Panic! At The Disco, House of Memories
🕸
Bazı tarif edilemez hisleri sadece yaşarsınız, yaşarsınız ve olup biter. O yaşlı kadınla gözgöze geldiğimizde hissetiğimi elimden geldiğince tarif etmek istiyorum.
Sanki bir mezarlıktaydınız. Bir mezarlığın sessizliğini hiç duydunuz mu? İster istemez insanın susası, o sessizliği dinleyesi gelir. Ve o sessizlik ortalıkta gezinirken etrafa hava öğlen vakti, güneşin tam tepede olduğu vakit bile olsa o pus hissedilirdi. Ayakların altında yatan o binlerce bedenin son uğurlamada söylediği her bir söz sessizliğin şarkısına katılır.

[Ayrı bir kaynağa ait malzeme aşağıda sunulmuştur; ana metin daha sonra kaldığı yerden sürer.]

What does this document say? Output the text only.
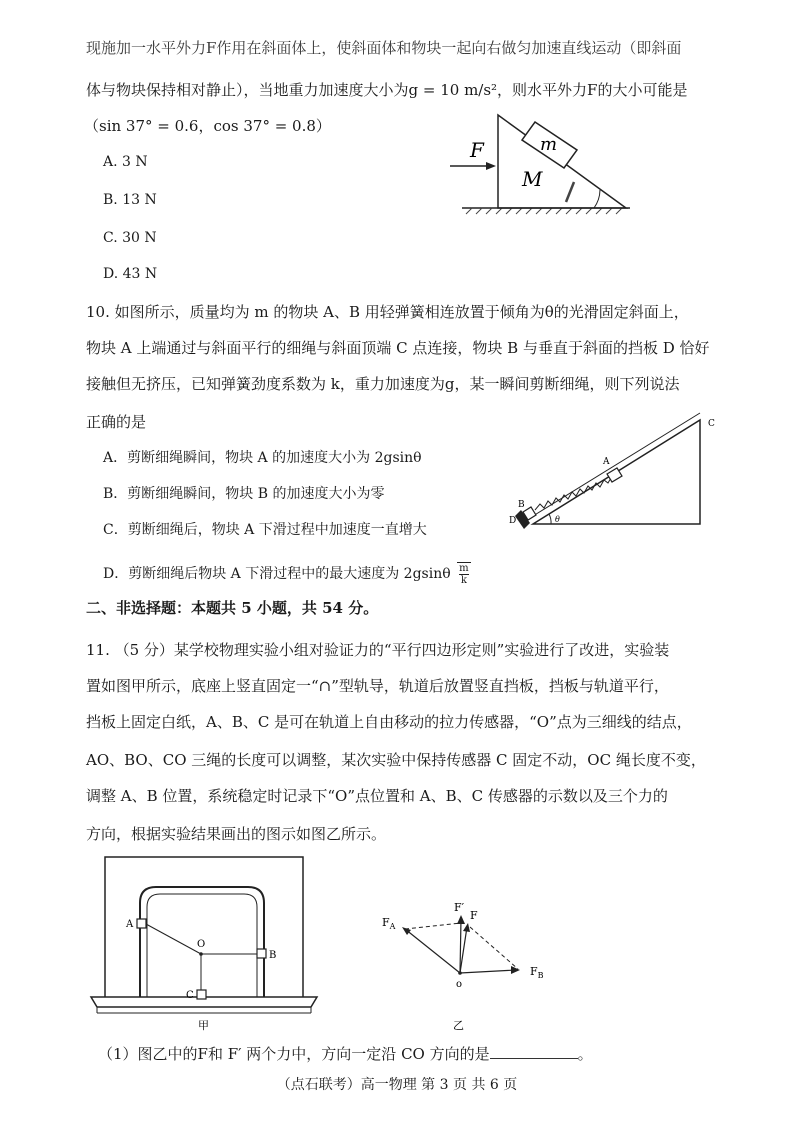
现施加一水平外力F作用在斜面体上，使斜面体和物块一起向右做匀加速直线运动（即斜面
体与物块保持相对静止），当地重力加速度大小为g = 10 m/s²，则水平外力F的大小可能是
（sin 37° = 0.6，cos 37° = 0.8）
A. 3 N
B. 13 N
C. 30 N
D. 43 N
F	m
M
10. 如图所示，质量均为 m 的物块 A、B 用轻弹簧相连放置于倾角为θ的光滑固定斜面上，
物块 A 上端通过与斜面平行的细绳与斜面顶端 C 点连接，物块 B 与垂直于斜面的挡板 D 恰好
接触但无挤压，已知弹簧劲度系数为 k，重力加速度为g，某一瞬间剪断细绳，则下列说法
正确的是
A．剪断细绳瞬间，物块 A 的加速度大小为 2gsinθ
B．剪断细绳瞬间，物块 B 的加速度大小为零
C．剪断细绳后，物块 A 下滑过程中加速度一直增大
D．剪断细绳后物块 A 下滑过程中的最大速度为 $2gsin\theta \frac{m}{k}$
A
B
C
D	θ
二、非选择题：本题共 5 小题，共 54 分。
11. （5 分）某学校物理实验小组对验证力的“平行四边形定则”实验进行了改进，实验装
置如图甲所示，底座上竖直固定一“∩”型轨导，轨道后放置竖直挡板，挡板与轨道平行，
挡板上固定白纸，A、B、C 是可在轨道上自由移动的拉力传感器，“O”点为三细线的结点，
AO、BO、CO 三绳的长度可以调整，某次实验中保持传感器 C 固定不动，OC 绳长度不变，
调整 A、B 位置，系统稳定时记录下“O”点位置和 A、B、C 传感器的示数以及三个力的
方向，根据实验结果画出的图示如图乙所示。
A
B
C
O
甲
$F_A$
$F_B$
F′
F
o
乙
（1）图乙中的F和 F′ 两个力中，方向一定沿 CO 方向的是	。
（点石联考）高一物理 第 3 页 共 6 页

Sanki bu kadın, o sessizlikti. O binlerce ölmüş ruhun söylediği son sözlerden oluşan bir sessizlik şarkısı.
Orman'ın şarkısı her ne kadar gücü ve sonsuzluğu temsil etse de, Sessizliğin Şarkısı durgun bir nehir kıyısı gibiydi.
Belli etmeden gülümseyip Erim'in hemen solunda oturan Aral'ın yanına oturduğumda yeşil gözleri yine tam karşımdaydı. Tek kaşını kaldırmış, konuşabilse onlar yarına kadar burada kalsa için rahat uyuyabileceğini mi zannediyordun? diyecekti.
Gerçekten de onların varlığını bir kere gördükten sonra üzerinizde etkisi gezinmeye başlıyor gibiydi. Örneğin az önceki gri gözler gibi. Ya da şu çarprazımda oturan, bembeyaz hayalet gibi ellerini birleştirmiş masanın üzerine koyan adam gibi. Hemen yanındaki uzun gri saçlı adam gibi. Ya da hemen yanında üzerinde tek bir leke olmayan beyaz takım elbisesiyle oturan adam gibi. Ve yanındaki kadın. Kırmızıya o kadar yakın koyulukta gözleri vardı ki, korkutucuydu.
"Sevgili vârisimizde geldiğine göre yemeğe başl..."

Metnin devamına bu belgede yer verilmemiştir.